McKinsey, a very smart firm that should be trusted about as far as it can be thrown in terms of putting its clients’ interests above its own, is out with what looks a pretty well researched report on CDHPs.  My less well researched opinion is that the CDHP is an intermediate step on the employer’s retreat from offering health insurance, and that the HSA is a foolish tax-deductible sop to the people who would have put that money aside anyway. But then again I’ve got one, as there’s no better alternative.

Essentially the report says that the employees who had CDHPs (connected to HRAs not HSAs but it’s the same sort of thing) were more cost conscious in their health choices than they had been in the good old days of more generous plans, but that they were less satisfied with their health plans.
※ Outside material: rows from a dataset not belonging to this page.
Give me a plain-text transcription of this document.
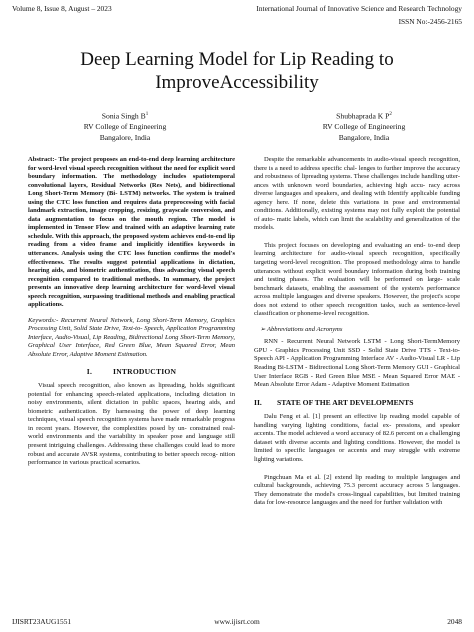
Volume 8, Issue 8, August – 2023	International Journal of Innovative Science and Research Technology
ISSN No:-2456-2165
Deep Learning Model for Lip Reading to
ImproveAccessibility
Sonia Singh $B^1$
RV College of Engineering
Bangalore, India
Shubhaprada K $P^2$
RV College of Engineering
Bangalore, India

Abstract:- The project proposes an end-to-end deep learning architecture for word-level visual speech recognition without the need for explicit word boundary information. The methodology includes spatiotemporal convolutional layers, Residual Networks (Res Nets), and bidirectional Long Short-Term Memory (Bi- LSTM) networks. The system is trained using the CTC loss function and requires data preprocessing with facial landmark extraction, image cropping, resizing, grayscale conversion, and data augmentation to focus on the mouth region. The model is implemented in Tensor Flow and trained with an adaptive learning rate schedule. With this approach, the proposed system achieves end-to-end lip reading from a video frame and implicitly identifies keywords in utterances. Analysis using the CTC loss function confirms the model's effectiveness. The results suggest potential applications in dictation, hearing aids, and biometric authentication, thus advancing visual speech recognition compared to traditional methods. In summary, the project presents an innovative deep learning architecture for word-level visual speech recognition, surpassing traditional methods and enabling practical applications.

Keywords:- Recurrent Neural Network, Long Short-Term Memory, Graphics Processing Unit, Solid State Drive, Text-to- Speech, Application Programming Interface, Audio-Visual, Lip Reading, Bidirectional Long Short-Term Memory, Graphical User Interface, Red Green Blue, Mean Squared Error, Mean Absolute Error, Adaptive Moment Estimation.

I.          INTRODUCTION

Visual speech recognition, also known as lipreading, holds significant potential for enhancing speech-related applications, including dictation in noisy environments, silent dictation in public spaces, hearing aids, and biometric authentication. By harnessing the power of deep learning techniques, visual speech recognition systems have made remarkable progress in recent years. However, the complexities posed by un- constrained real-world environments and the variability in speaker pose and language still present intriguing challenges. Addressing these challenges could lead to more robust and accurate AVSR systems, contributing to better speech recog- nition performance in various practical scenarios.

Despite the remarkable advancements in audio-visual speech recognition, there is a need to address specific chal- lenges to further improve the accuracy and robustness of lipreading systems. These challenges include handling utter- ances with unknown word boundaries, achieving high accu- racy across diverse languages and speakers, and dealing with Identify applicable funding agency here. If none, delete this variations in pose and environmental conditions. Additionally, existing systems may not fully exploit the potential of auto- matic labels, which can limit the scalability and generalization of the models.

This project focuses on developing and evaluating an end- to-end deep learning architecture for audio-visual speech recognition, specifically targeting word-level recognition. The proposed methodology aims to handle utterances without explicit word boundary information during both training and testing phases. The evaluation will be performed on large- scale benchmark datasets, enabling the assessment of the system's performance across multiple languages and diverse speakers. However, the project's scope does not extend to other speech recognition tasks, such as sentence-level classification or phoneme-level recognition.

➢ Abbreviations and Acronyms

RNN - Recurrent Neural Network LSTM - Long Short-TermMemory GPU - Graphics Processing Unit SSD - Solid State Drive TTS - Text-to-Speech API - Application Programming Interface AV - Audio-Visual LR - Lip Reading Bi-LSTM - Bidirectional Long Short-Term Memory GUI - Graphical User Interface RGB - Red Green Blue MSE - Mean Squared Error MAE - Mean Absolute Error Adam - Adaptive Moment Estimation

II.        STATE OF THE ART DEVELOPMENTS

Dalu Feng et al. [1] present an effective lip reading model capable of handling varying lighting conditions, facial ex- pressions, and speaker accents. The model achieved a word accuracy of 82.6 percent on a challenging dataset with diverse accents and lighting conditions. However, the model is limited to specific languages or accents and may struggle with extreme lighting variations.

Pingchuan Ma et al. [2] extend lip reading to multiple languages and cultural backgrounds, achieving 75.3 percent accuracy across 5 languages. They demonstrate the model's cross-lingual capabilities, but limited training data for low-resource languages and the need for further validation with

IJISRT23AUG1551	www.ijisrt.com	2048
However, the lower spending on care for patients is similar to the introduction of managed care back in the 1990s, other than initially managed care recipients were happier with their plans — as they had lower out of pocket costs than in FFS. One thing I do know is that high out of pocket costs correlates with higher patient dissatisfaction, so as the employees are left more and more on their own, dissatisfaction will likely increase. Still I suspect at least one of my commentators (can anyone guess who?) will tell me that I’m wrong.

And despite some long and complex correspondence with a couple of advocates I still can’t understand why an employer would give their healthy employees money for an HSA and then let them keep it if they didn’t spend it. (In an HRA, it reverts back at year end).